Blind loyalty doesn't exist on the left either?
Not to the degree that it exists on the right.
If this were a charge that could only be laid at the feet of Evangelicals I might agree, but it isn't and your average leftist is blindly committed to voting Democrat as the Evangelicals are supposedly committed to voting Republican.
IME, that just isn't true. And unlike evangelical Republican voters, most Dem voters aren't sacrificing a bunch of other self-claimed values for the sake of voting for the Democrats.
Trump's policy on immigration, particularly as it relates to refugees and asylum seekers is blatantly anti-Christian, yet it merited little more than a shrug from most evangelicals, and hearty approval from some.
Trump's constant lying and antagonism are blatantly anti-Christian, yet Christians cheer his fighting spirit.
Trump's stoking of racism is blatantly anti-Christian, yet many Christians try to explain it away.
Trump's dysfunctional, disinterested management style is horrible stewardship, yet Christians for some reason cheer his business acumen.
Republican policies on things like protections for workers, customers, the environment, and a host of other categories of oppressed, abused, or marginalized people almost always skew in favor of the powerful - a value entirely at odds with Christian doctrine, yet Christians at best overlook this, and often adopt it as correct and proper.
I don't see the same thing happen on the left. No, not everybody is on the same page, but I struggle to think of any bloc of Dem voters who claims to hold one set of values, while in reality adopting a Democratic party platform that violates the majority of those values.
If Evangelicals want to blindly vote for Republicans, who are you or I to tell them otherwise?
The issue we're discussing is how the politicization of Christianity has undermined evangelism. As fellow Christians, it is
entirely appropriate for us to look at our own community and judge and correct its behavior - doing so is a core part of the faith. We would be remiss in our responsibilities as Christians if we
didn't engage in that sort of self-reflection and self-correction.

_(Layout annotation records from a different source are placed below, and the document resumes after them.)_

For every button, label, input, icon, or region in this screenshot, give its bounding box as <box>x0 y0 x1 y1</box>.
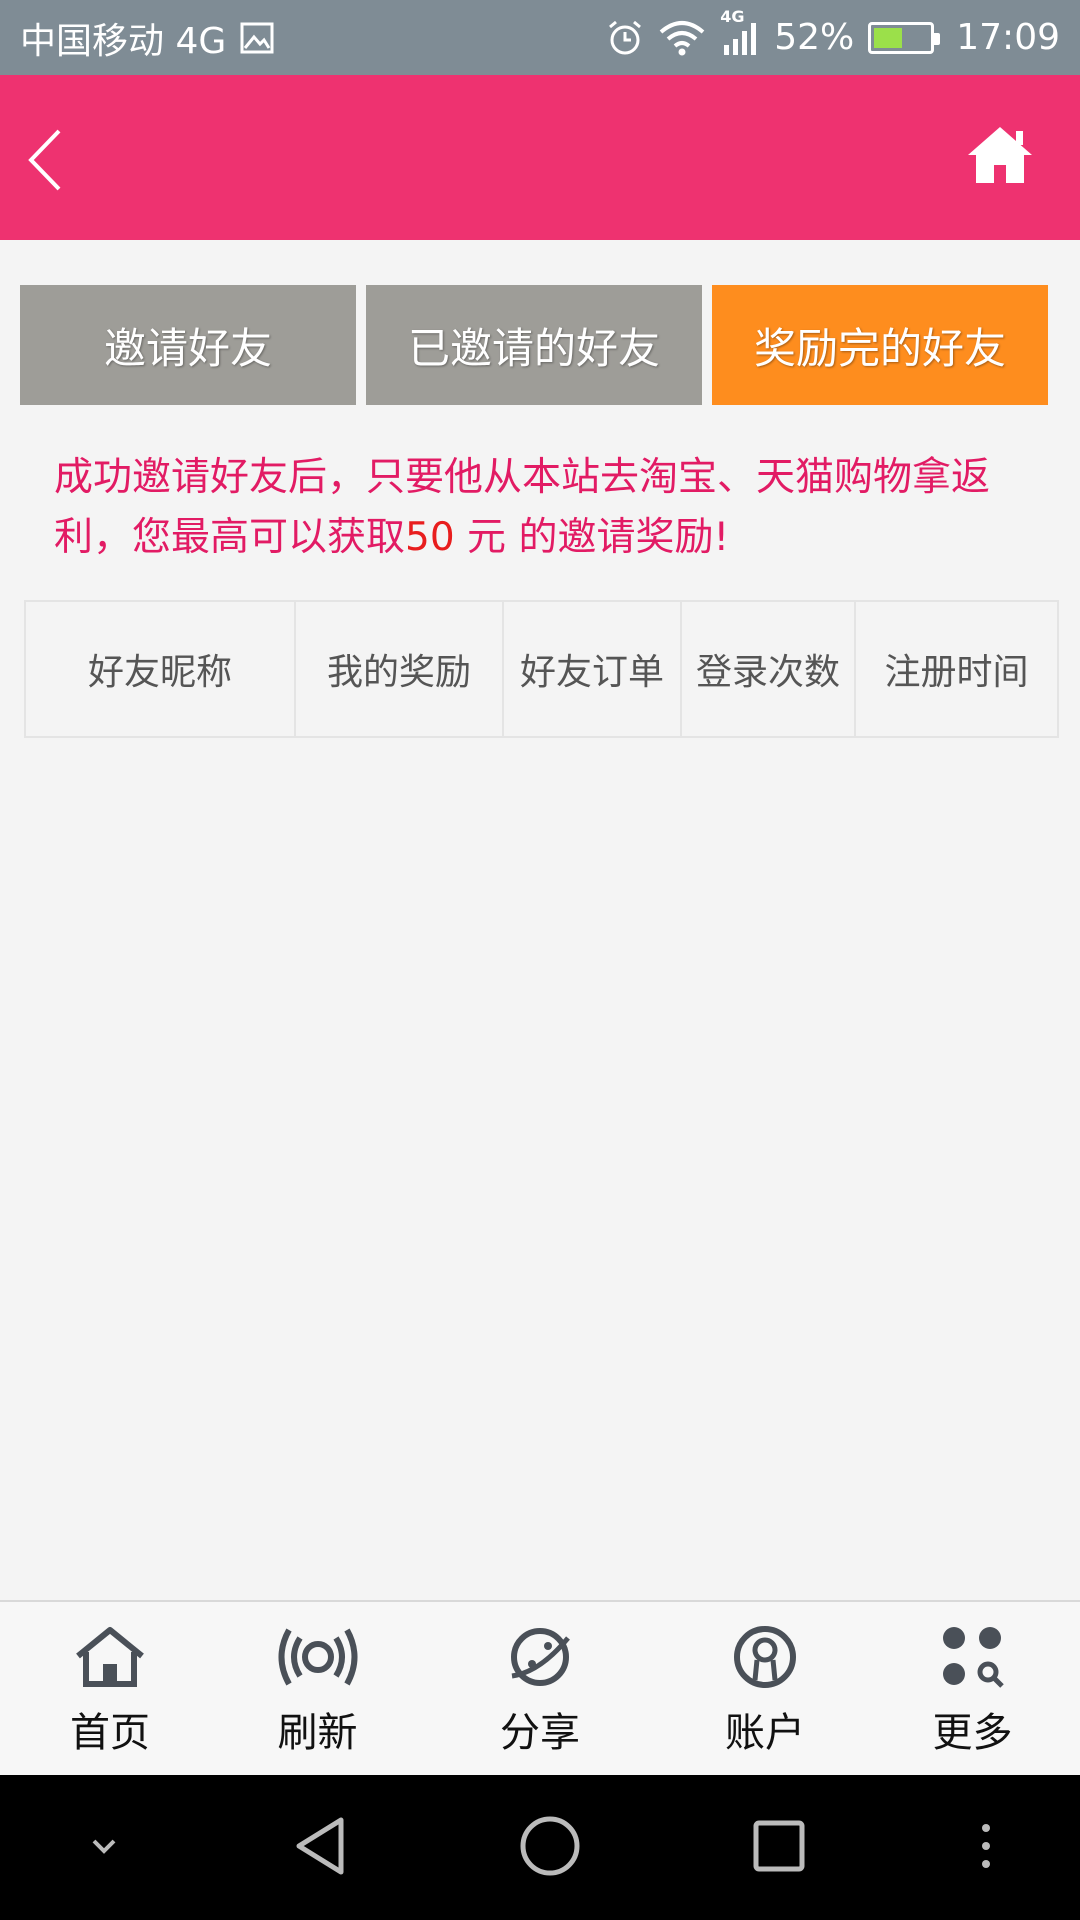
nav-home[interactable]: 首页 <box>0 1602 220 1775</box>
column-label: 注册时间 <box>884 652 1029 693</box>
column-label: 登录次数 <box>695 652 840 693</box>
status-bar: 中国移动 4G 4G 52% 17:09 <box>0 0 1080 75</box>
invite-reward-notice: 成功邀请好友后，只要他从本站去淘宝、天猫购物拿返利，您最高可以获取50 元 的邀… <box>54 448 1044 568</box>
alarm-icon <box>606 19 644 57</box>
nav-share[interactable]: 分享 <box>415 1602 665 1775</box>
nav-more[interactable]: 更多 <box>865 1602 1080 1775</box>
app-header <box>0 75 1080 240</box>
nav-label: 分享 <box>500 1710 580 1756</box>
reward-amount: 50 <box>405 515 455 560</box>
collapse-icon[interactable] <box>84 1831 124 1865</box>
system-navigation-bar <box>0 1775 1080 1920</box>
column-header-my-reward: 我的奖励 <box>296 602 504 736</box>
notice-text-end: 元 的邀请奖励! <box>454 515 730 560</box>
carrier-label: 中国移动 4G <box>20 20 227 62</box>
network-badge: 4G <box>720 6 745 26</box>
home-icon <box>968 127 1032 183</box>
status-right: 4G 52% 17:09 <box>606 7 1060 58</box>
more-grid-icon <box>942 1627 1004 1688</box>
nav-label: 刷新 <box>277 1710 358 1756</box>
tab-invite-friends[interactable]: 邀请好友 <box>20 285 356 405</box>
tab-label: 已邀请的好友 <box>407 323 660 373</box>
clock: 17:09 <box>956 17 1060 58</box>
battery-fill <box>874 27 903 48</box>
column-header-login-count: 登录次数 <box>682 602 856 736</box>
recents-square-icon[interactable] <box>749 1816 809 1880</box>
nav-account[interactable]: 账户 <box>665 1602 865 1775</box>
menu-dots-icon[interactable] <box>976 1816 996 1880</box>
tab-rewarded-friends[interactable]: 奖励完的好友 <box>712 285 1048 405</box>
column-label: 好友昵称 <box>87 652 232 693</box>
status-left: 中国移动 4G <box>20 12 274 64</box>
tab-label: 邀请好友 <box>103 323 272 373</box>
nav-label: 账户 <box>725 1710 805 1756</box>
signal-icon: 4G <box>720 7 760 57</box>
column-header-register-time: 注册时间 <box>856 602 1057 736</box>
nav-label: 首页 <box>70 1710 150 1756</box>
page: 中国移动 4G 4G 52% 17:09 邀请好友 已邀请的好友 奖励完的好友 … <box>0 0 1080 1920</box>
tab-label: 奖励完的好友 <box>753 323 1006 373</box>
bottom-nav: 首页 刷新 分享 账户 更多 <box>0 1600 1080 1775</box>
column-header-friend-orders: 好友订单 <box>504 602 682 736</box>
nav-label: 更多 <box>932 1710 1013 1756</box>
wifi-icon <box>658 19 706 57</box>
friends-table-header: 好友昵称 我的奖励 好友订单 登录次数 注册时间 <box>24 600 1059 738</box>
planet-icon <box>511 1628 570 1686</box>
tab-invited-friends[interactable]: 已邀请的好友 <box>366 285 702 405</box>
battery-percent: 52% <box>774 17 855 58</box>
tab-bar: 邀请好友 已邀请的好友 奖励完的好友 <box>20 285 1048 405</box>
broadcast-icon <box>278 1628 357 1686</box>
home-button[interactable] <box>960 115 1040 195</box>
home-outline-icon <box>76 1627 144 1687</box>
column-label: 好友订单 <box>519 652 664 693</box>
battery-icon <box>868 21 941 54</box>
column-header-nickname: 好友昵称 <box>26 602 296 736</box>
home-circle-icon[interactable] <box>518 1814 582 1882</box>
chevron-left-icon <box>28 129 61 191</box>
column-label: 我的奖励 <box>326 652 471 693</box>
nav-refresh[interactable]: 刷新 <box>220 1602 415 1775</box>
back-button[interactable] <box>10 120 80 200</box>
back-triangle-icon[interactable] <box>291 1814 351 1882</box>
account-icon <box>734 1626 796 1688</box>
image-icon <box>240 21 274 55</box>
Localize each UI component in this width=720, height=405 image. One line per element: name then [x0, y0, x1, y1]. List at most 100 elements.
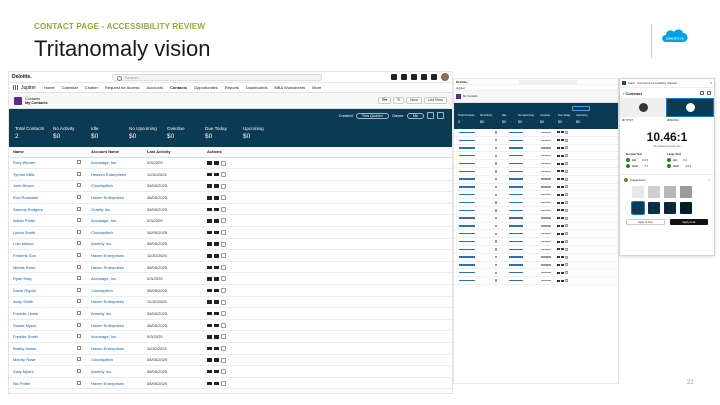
- table-row[interactable]: Nic Potter Haven Enterprises 08/05/2025: [9, 377, 452, 390]
- eyedropper-icon[interactable]: [638, 103, 648, 112]
- contact-name-link[interactable]: Josh Brown: [9, 180, 73, 193]
- row-menu-icon[interactable]: [221, 276, 226, 282]
- email-icon[interactable]: [207, 381, 212, 386]
- apply-to-fore-button[interactable]: Apply to fore: [626, 219, 665, 225]
- account-name-link[interactable]: Cloudsplitch: [87, 180, 143, 193]
- settings-dropdown-button[interactable]: ⚙▾: [377, 97, 392, 104]
- email-icon[interactable]: [207, 184, 212, 188]
- row-checkbox[interactable]: [77, 206, 81, 211]
- table-row[interactable]: Tyrone Mills Heaven Enterprises 11/30/2025: [9, 168, 452, 181]
- row-checkbox[interactable]: [77, 380, 81, 385]
- email-icon[interactable]: [207, 265, 212, 270]
- contact-name-link[interactable]: Frederik Son: [9, 249, 73, 262]
- table-row[interactable]: Rod Roswane Haven Enterprises 08/05/2025: [9, 191, 452, 204]
- contact-name-link[interactable]: Andy Smith: [9, 296, 73, 309]
- row-menu-icon[interactable]: [221, 172, 226, 178]
- row-checkbox[interactable]: [77, 357, 81, 362]
- account-name-link[interactable]: Cloudsplitch: [87, 284, 143, 297]
- table-row[interactable]: Andy Smith Haven Enterprises 11/30/2025: [9, 296, 452, 309]
- new-button[interactable]: New: [406, 97, 422, 104]
- row-menu-icon[interactable]: [221, 369, 226, 375]
- settings-icon[interactable]: [707, 91, 711, 95]
- account-name-link[interactable]: Amerity Inc.: [87, 238, 143, 251]
- contact-name-link[interactable]: Ryan King: [9, 272, 73, 286]
- email-icon[interactable]: [207, 254, 212, 258]
- email-icon[interactable]: [207, 172, 212, 177]
- account-name-link[interactable]: Accusage, Inc.: [87, 272, 143, 286]
- table-row[interactable]: Sammy Rodgers Grasity Inc. 08/05/2025: [9, 203, 452, 216]
- contact-name-link[interactable]: Rod Roswane: [9, 191, 73, 204]
- row-checkbox[interactable]: [77, 334, 81, 339]
- suggestion-swatch[interactable]: [680, 186, 692, 198]
- setup-gear-icon[interactable]: [421, 74, 427, 80]
- foreground-swatch[interactable]: [620, 98, 666, 117]
- phone-icon[interactable]: [214, 196, 219, 200]
- row-checkbox[interactable]: [77, 299, 81, 304]
- phone-icon[interactable]: [214, 219, 219, 223]
- row-menu-icon[interactable]: [221, 322, 226, 328]
- row-menu-icon[interactable]: [221, 160, 226, 166]
- search-input[interactable]: Search...: [112, 73, 322, 81]
- account-name-link[interactable]: Accusage, Inc.: [87, 214, 143, 228]
- app-launcher[interactable]: Jupiter: [12, 84, 44, 91]
- row-checkbox[interactable]: [77, 345, 81, 350]
- phone-icon[interactable]: [214, 277, 219, 281]
- account-name-link[interactable]: Cloudsplitch: [87, 354, 143, 367]
- contact-name-link[interactable]: Sammy Rodgers: [9, 203, 73, 216]
- nav-accounts[interactable]: Accounts: [147, 85, 170, 90]
- contact-name-link[interactable]: David Rigold: [9, 284, 73, 297]
- owner-filter[interactable]: Me: [406, 112, 424, 119]
- account-name-link[interactable]: Haven Enterprises: [87, 342, 143, 355]
- account-name-link[interactable]: Haven Enterprises: [87, 249, 143, 262]
- phone-icon[interactable]: [214, 161, 219, 165]
- account-name-link[interactable]: Cloudsplitch: [87, 226, 143, 239]
- suggestion-swatch[interactable]: [632, 186, 644, 198]
- favorites-icon[interactable]: [391, 74, 397, 80]
- row-menu-icon[interactable]: [221, 299, 226, 305]
- account-name-link[interactable]: Amerity Inc.: [87, 307, 143, 320]
- phone-icon[interactable]: [214, 230, 219, 235]
- created-filter[interactable]: This Quarter: [355, 112, 389, 119]
- nav-more[interactable]: More: [312, 85, 328, 90]
- account-name-link[interactable]: Heaven Enterprises: [87, 168, 143, 181]
- phone-icon[interactable]: [214, 323, 219, 328]
- account-name-link[interactable]: Amerity Inc.: [87, 365, 143, 378]
- account-name-link[interactable]: Accusage, Inc.: [87, 157, 143, 170]
- account-name-link[interactable]: Grasity Inc.: [87, 203, 143, 216]
- row-menu-icon[interactable]: [221, 264, 226, 270]
- row-checkbox[interactable]: [77, 195, 81, 200]
- contact-name-link[interactable]: Nic Potter: [9, 377, 73, 390]
- contact-name-link[interactable]: Lulu Mason: [9, 238, 73, 251]
- table-row[interactable]: Lynda Smith Cloudsplitch 08/05/2025: [9, 226, 452, 239]
- email-icon[interactable]: [207, 300, 212, 304]
- table-row[interactable]: Minnie Ross Haven Enterprises 08/05/2025: [9, 261, 452, 274]
- table-row[interactable]: Mandy Rose Cloudsplitch 08/05/2025: [9, 354, 452, 367]
- table-row[interactable]: Bobby Hearn Haven Enterprises 11/30/2025: [9, 342, 452, 355]
- row-menu-icon[interactable]: [221, 230, 226, 236]
- background-hex[interactable]: #0B3A54: [667, 118, 712, 122]
- row-checkbox[interactable]: [77, 241, 81, 246]
- account-name-link[interactable]: Haven Enterprises: [87, 377, 143, 390]
- contact-name-link[interactable]: Minnie Ross: [9, 261, 73, 274]
- row-checkbox[interactable]: [77, 276, 81, 281]
- nav-request-for-access[interactable]: Request for Access: [105, 85, 146, 90]
- contact-name-link[interactable]: Rory Winder: [9, 157, 73, 170]
- help-icon[interactable]: [411, 74, 417, 80]
- contact-name-link[interactable]: Susan Myers: [9, 319, 73, 332]
- background-swatch[interactable]: [666, 98, 714, 117]
- account-name-link[interactable]: Haven Enterprises: [87, 191, 143, 204]
- email-icon[interactable]: [207, 358, 212, 362]
- row-menu-icon[interactable]: [221, 380, 226, 386]
- contact-name-link[interactable]: Tyrone Mills: [9, 168, 73, 181]
- list-view-selector[interactable]: My Contacts: [25, 101, 48, 105]
- phone-icon[interactable]: [214, 254, 219, 258]
- table-row[interactable]: Susan Myers Haven Enterprises 08/05/2025: [9, 319, 452, 332]
- phone-icon[interactable]: [214, 300, 219, 304]
- row-checkbox[interactable]: [77, 287, 81, 292]
- nav-chatter[interactable]: Chatter: [85, 85, 105, 90]
- nav-dashboards[interactable]: Dashboards: [246, 85, 275, 90]
- row-menu-icon[interactable]: [221, 311, 226, 317]
- col-last-activity[interactable]: Last Activity: [143, 147, 203, 158]
- email-icon[interactable]: [207, 288, 212, 293]
- email-icon[interactable]: [207, 323, 212, 328]
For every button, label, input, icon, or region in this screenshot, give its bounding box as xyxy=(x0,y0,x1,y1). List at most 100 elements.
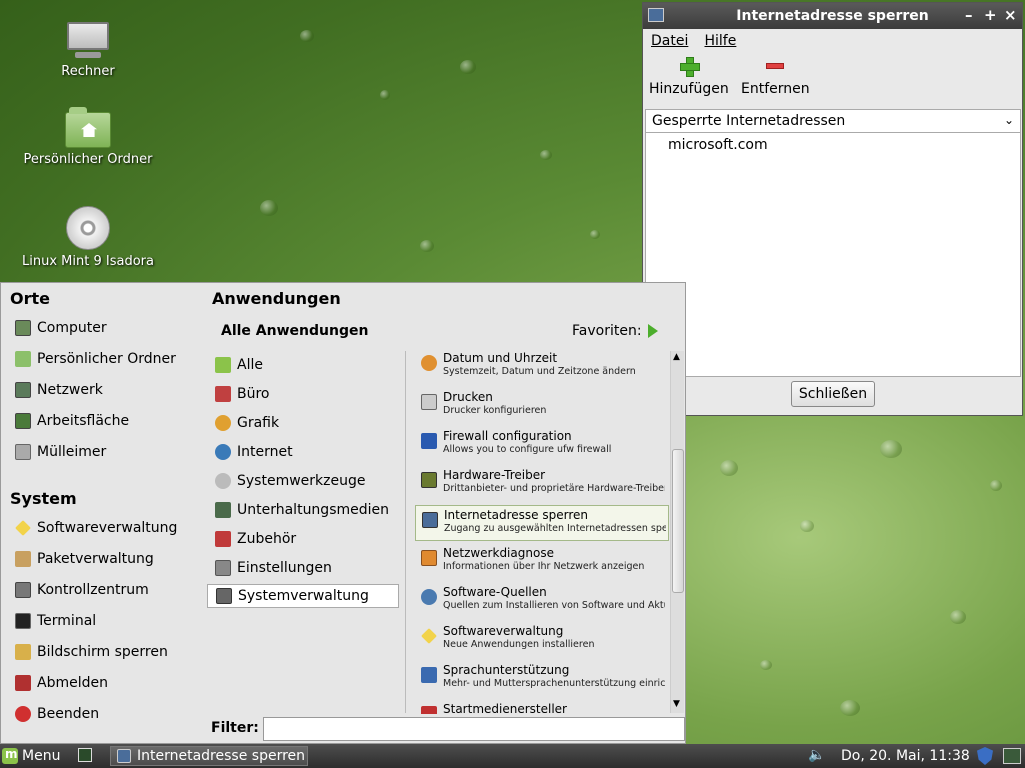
system-terminal[interactable]: Terminal xyxy=(15,610,96,632)
menu-button[interactable]: Menu xyxy=(2,746,60,766)
terminal-icon xyxy=(15,613,31,629)
category-multimedia[interactable]: Unterhaltungsmedien xyxy=(215,498,389,522)
task-label: Internetadresse sperren xyxy=(137,748,306,764)
category-label: Systemwerkzeuge xyxy=(237,473,366,489)
system-label: Kontrollzentrum xyxy=(37,582,149,598)
category-administration[interactable]: Systemverwaltung xyxy=(207,584,399,608)
place-home[interactable]: Persönlicher Ordner xyxy=(15,348,176,370)
system-logout[interactable]: Abmelden xyxy=(15,672,108,694)
update-shield-icon[interactable] xyxy=(977,747,993,765)
show-desktop-icon[interactable] xyxy=(78,748,92,762)
volume-icon[interactable]: 🔈 xyxy=(808,747,825,763)
accessories-icon xyxy=(215,531,231,547)
category-settings[interactable]: Einstellungen xyxy=(215,556,332,580)
clock[interactable]: Do, 20. Mai, 11:38 xyxy=(841,748,970,764)
category-accessories[interactable]: Zubehör xyxy=(215,527,296,551)
menubar: Datei Hilfe xyxy=(643,29,1022,51)
maximize-button[interactable]: + xyxy=(984,6,997,24)
plus-icon xyxy=(679,57,700,77)
app-date-time[interactable]: Datum und Uhrzeit Systemzeit, Datum und Z… xyxy=(415,349,669,385)
star-icon xyxy=(421,628,437,644)
desktop-icon-home[interactable]: Persönlicher Ordner xyxy=(8,107,168,167)
taskbar-window-button[interactable]: Internetadresse sperren xyxy=(110,746,308,766)
system-shutdown[interactable]: Beenden xyxy=(15,703,99,725)
desktop-icon-computer[interactable]: Rechner xyxy=(8,22,168,79)
category-label: Zubehör xyxy=(237,531,297,547)
filter-input[interactable] xyxy=(263,717,685,741)
category-label: Unterhaltungsmedien xyxy=(237,502,390,518)
remove-button-label: Entfernen xyxy=(741,81,810,97)
home-folder-icon xyxy=(15,351,31,367)
close-button[interactable]: Schließen xyxy=(791,381,875,407)
place-trash[interactable]: Mülleimer xyxy=(15,441,106,463)
menu-datei[interactable]: Datei xyxy=(651,33,688,49)
system-label: Paketverwaltung xyxy=(37,551,154,567)
system-package-manager[interactable]: Paketverwaltung xyxy=(15,548,154,570)
menu-left-pane: Orte Computer Persönlicher Ordner Netzwe… xyxy=(1,283,201,743)
office-icon xyxy=(215,386,231,402)
multimedia-icon xyxy=(215,502,231,518)
scrollbar-thumb[interactable] xyxy=(672,449,684,593)
trash-icon xyxy=(15,444,31,460)
app-software-sources[interactable]: Software-Quellen Quellen zum Installieren… xyxy=(415,583,669,619)
scroll-up-icon[interactable]: ▲ xyxy=(673,352,680,362)
app-startup-disk-creator[interactable]: Startmedienersteller xyxy=(415,700,669,714)
app-name: Software-Quellen xyxy=(443,585,547,599)
system-label: Beenden xyxy=(37,706,100,722)
star-icon xyxy=(15,520,31,536)
window-titlebar[interactable]: Internetadresse sperren – + × xyxy=(643,3,1022,29)
category-graphics[interactable]: Grafik xyxy=(215,411,279,435)
category-office[interactable]: Büro xyxy=(215,382,270,406)
app-software-manager[interactable]: Softwareverwaltung Neue Anwendungen insta… xyxy=(415,622,669,658)
category-all[interactable]: Alle xyxy=(215,353,263,377)
printer-icon xyxy=(421,394,437,410)
scroll-down-icon[interactable]: ▼ xyxy=(673,699,680,709)
favorites-button[interactable]: Favoriten: xyxy=(572,323,658,339)
app-firewall[interactable]: Firewall configuration Allows you to conf… xyxy=(415,427,669,463)
minimize-button[interactable]: – xyxy=(965,6,973,24)
list-item[interactable]: microsoft.com xyxy=(646,133,1020,153)
place-desktop[interactable]: Arbeitsfläche xyxy=(15,410,129,432)
close-icon[interactable]: × xyxy=(1004,6,1017,24)
add-button[interactable]: Hinzufügen xyxy=(649,55,729,97)
system-label: Terminal xyxy=(37,613,97,629)
remove-button[interactable]: Entfernen xyxy=(741,55,810,97)
pane-divider xyxy=(405,351,406,713)
app-block-address[interactable]: Internetadresse sperren Zugang zu ausgewä… xyxy=(415,505,669,541)
app-network-diagnosis[interactable]: Netzwerkdiagnose Informationen über Ihr N… xyxy=(415,544,669,580)
chip-icon xyxy=(421,472,437,488)
category-label: Grafik xyxy=(237,415,280,431)
app-description: Neue Anwendungen installieren xyxy=(443,639,595,650)
applications-heading: Anwendungen xyxy=(212,289,341,308)
app-name: Internetadresse sperren xyxy=(444,508,589,522)
category-label: Internet xyxy=(237,444,293,460)
app-language-support[interactable]: Sprachunterstützung Mehr- und Muttersprac… xyxy=(415,661,669,697)
system-lock-screen[interactable]: Bildschirm sperren xyxy=(15,641,168,663)
app-name: Datum und Uhrzeit xyxy=(443,351,558,365)
shield-icon xyxy=(421,433,437,449)
system-control-center[interactable]: Kontrollzentrum xyxy=(15,579,149,601)
all-applications-label: Alle Anwendungen xyxy=(221,323,369,339)
blocked-list[interactable]: microsoft.com xyxy=(645,133,1021,377)
app-name: Hardware-Treiber xyxy=(443,468,546,482)
system-software-manager[interactable]: Softwareverwaltung xyxy=(15,517,177,539)
network-status-icon[interactable] xyxy=(1003,748,1021,764)
network-diagnosis-icon xyxy=(421,550,437,566)
app-name: Startmedienersteller xyxy=(443,702,567,714)
category-label: Büro xyxy=(237,386,270,402)
add-button-label: Hinzufügen xyxy=(649,81,729,97)
mint-logo-icon xyxy=(2,747,18,764)
place-network[interactable]: Netzwerk xyxy=(15,379,103,401)
list-type-select[interactable]: Gesperrte Internetadressen ⌄ xyxy=(645,109,1021,133)
place-label: Netzwerk xyxy=(37,382,103,398)
apps-scrollbar[interactable]: ▲ ▼ xyxy=(670,351,684,713)
desktop-icon-disc[interactable]: Linux Mint 9 Isadora xyxy=(8,206,168,269)
app-hardware-drivers[interactable]: Hardware-Treiber Drittanbieter- und propr… xyxy=(415,466,669,502)
menu-hilfe[interactable]: Hilfe xyxy=(705,33,737,49)
app-printing[interactable]: Drucken Drucker konfigurieren xyxy=(415,388,669,424)
category-system-tools[interactable]: Systemwerkzeuge xyxy=(215,469,365,493)
place-computer[interactable]: Computer xyxy=(15,317,107,339)
category-internet[interactable]: Internet xyxy=(215,440,293,464)
taskbar: Menu Internetadresse sperren 🔈 Do, 20. M… xyxy=(0,744,1025,768)
app-description: Drittanbieter- und proprietäre Hardware-… xyxy=(443,483,665,494)
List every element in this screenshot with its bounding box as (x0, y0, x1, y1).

It's fine if Christians look at the electoral options and decide that the Republican is better. But that isn't what's happened. What's happened is that large blocs of American evangelicals have supplanted religious doctrine with Republican political positions and subsumed Republican political figures into quasi-leadership religious roles.
For example:
Throughout his facebook page, Franklin Graham talks out of both sides of his mouth, praising calls for unity, while browbeating Dems and completely overlooking Trump's contributions to disunity and the covid spikes that his organization is working to fight:
Franklin Graham
Actually, maybe Graham's problem is straight up idolatry of Trump rather than mere Republicanism. This post is just moronic:
Franklin Graham
In another thread, we were discussing this large church in Texas, which has become little more than a mouthpiece for right-wing conspiracy theorists, hosting both Sidney Powell and Allen West.
KingdomLife
In a more personal example, when I moved to the Baltimore area a few years ago, I started googling around for churches and found one that listed in its statement of faith its position on taxation and small government.
It's not hard to find other cases of famous evangelical leaders publicly aligning themselves with right-wing ideology or massaging Christian doctrine to fit that ideology - contemporary evangelicalism is practically rife with it. The recent statement from the SBC seminary presidents regarding critical race theory is but one example.